Nina Hamnett was ‘deadly serious about painting’, as she put it in Laughing Torso, a collection of her reminiscences published in 1932. A photograph of her as a young woman in her studio shows her standing with confidence, obscuring her easel, in wide-legged crêpe trousers and sandals, a cigarette in hand, her expression both earnest and ironic. At art school, under the tutelage of William Nicholson, she learned still life, placing objects – everyday, domestic things: an inkwell, an hydra jug, a two-handled cup, a small glass of white wine – not-quite squarely within the frame, the objects cropped at their edges. She disobeyed the conventions of the genre: no luminous porcelain, no flowers; the paintings do not glow. Her palette was London rooftops on a grey afternoon, solid browns and gloomy greens reflecting the material conditions of the paintings’ setting: a wooden tabletop in a rented room in Fitzrovia. In portraiture, she went beyond formality, finding ways to convey frankness, intimacy and humour. Sickert gave her advice on painting, which she ignored; she modelled, learning from her own form, but for the most part, she taught herself. ‘I painted a life-size portrait of myself in the looking-glass. The colour was very dull but it was well drawn.’
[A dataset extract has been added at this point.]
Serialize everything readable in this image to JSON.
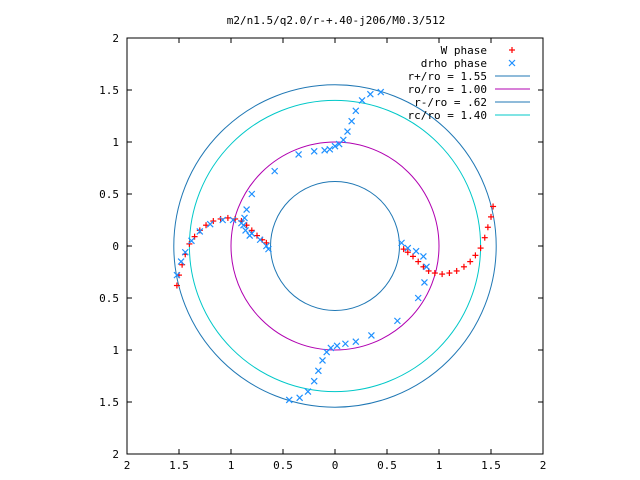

Der Sturm (1913), Nina Hamnett. Private collection.

Der Sturm (1913), Nina Hamnett. Private collection. Photo: © Bridgeman Images

At Charleston, three decades of Hamnett’s work are on display in what is the artist’s first survey. The majority of the works date from the 1910s and ’20s, when Hamnett worked at Roger Fry’s Omega Workshops (though her style wasn’t naturally decorative; Bloomsbury was bread-and-butter work), shuttled on the boat-train between London and Paris, and kept company in bars and studios with Gaudier-Brzeska, Modigliani and Picasso. Laughing Torso recounts her adventures in Paris: masquerading as a boy in a cloth cap, dancing at cafes for three nights on the trot. She got by on Omega money, or from selling Modigliani drawings from a folder she hawked under her arm. She roved, and yet despite her proximity to artists and her immersion in the cultural exchange between cities, Hamnett’s work was entirely her own. Her paintings are sure of themselves, unwavering, concentrated with charisma.

Reclining Man (1918), Nina Hamnett. Private collection.

Reclining Man (1918), Nina Hamnett. Private collection. Photo: courtesy Sotheby’s

Hamnett’s portraits are intimate or austere. She painted artists and friends – the French-Russian Cubist sculptor Ossip Zadkine, the Japanese dramatist Torahiko Khori (a jug of pink and yellow flowers behind his head) – and, in works on display from between 1918 and 1932, a series of queer young men. Full-lipped and pink-cheeked Anthony Butts (Cedric Morris painted his sister, Mary, less flatteringly); Rupert Doone, aloof, with almond eyes and a small pink mouth. In Reclining Man (c. 1918) the intimacy between artist and sitter is most apparent: the man is in shirt sleeves, cupping his head in one hand, cradling a glass of wine in the other. A fellow outsider in a makeshift, urban setting; it has all the directness, the empathetic curiosity, of a painting by Alice Neel.

The Landlady (1918), Nina Hamnett. Private collection.

The Landlady (1918), Nina Hamnett. Private collection. Photo: © Bridgeman Images

Hamnett made sure she was always on the wrong side of propriety. She looked shrewdly at gentility. In the two portraits of her London landladies, she depicted a stand-off, a silent war. One woman, compact, with a helmet of nut-brown hair and a puritan collar on her dress, sits behind a barricade of objects; the other, in a fur mantle, beside a bowl of lustrous, touchable oranges. She has selected a single apple for her plate.

A final room at Charleston contains a selection of drawings. In Parisian cafes, Hamnett worked quickly and elegantly: a group decked out for a funeral, George Moore and Lord Alfred Douglas at the Café Royal. In London, she drew figures from the life. A crouching Roger Fry, head in hand, malnourished and yet revealing the tenderness of their relationship.

Study of Roger Fry (1918), Nina Hamnett. Private collection.

Study of Roger Fry (1918), Nina Hamnett. Private collection. Photo: © Bridgeman Images

Seriousness was not what Hamnett became known for. The energy she contained in her paintings spilled over into her glass. After the mid 1930s, when she mostly gave up painting in oils (although she continued to paint watercolours), she self-fashioned herself the ‘Queen of Bohemia’ and was to be found in Soho bars. Her wildness is tangible in her paintings, in the lips of her sitters, in colours used only once – dabbed on later? – and so distinct from the rest of the palette. Cherry-red for Ossip Zadkine, vivid peach for Rupert Doone. A dash of verve, of flesh and blood.

‘Nina Hamnett’ is at Charleston, East Sussex, until 30 August.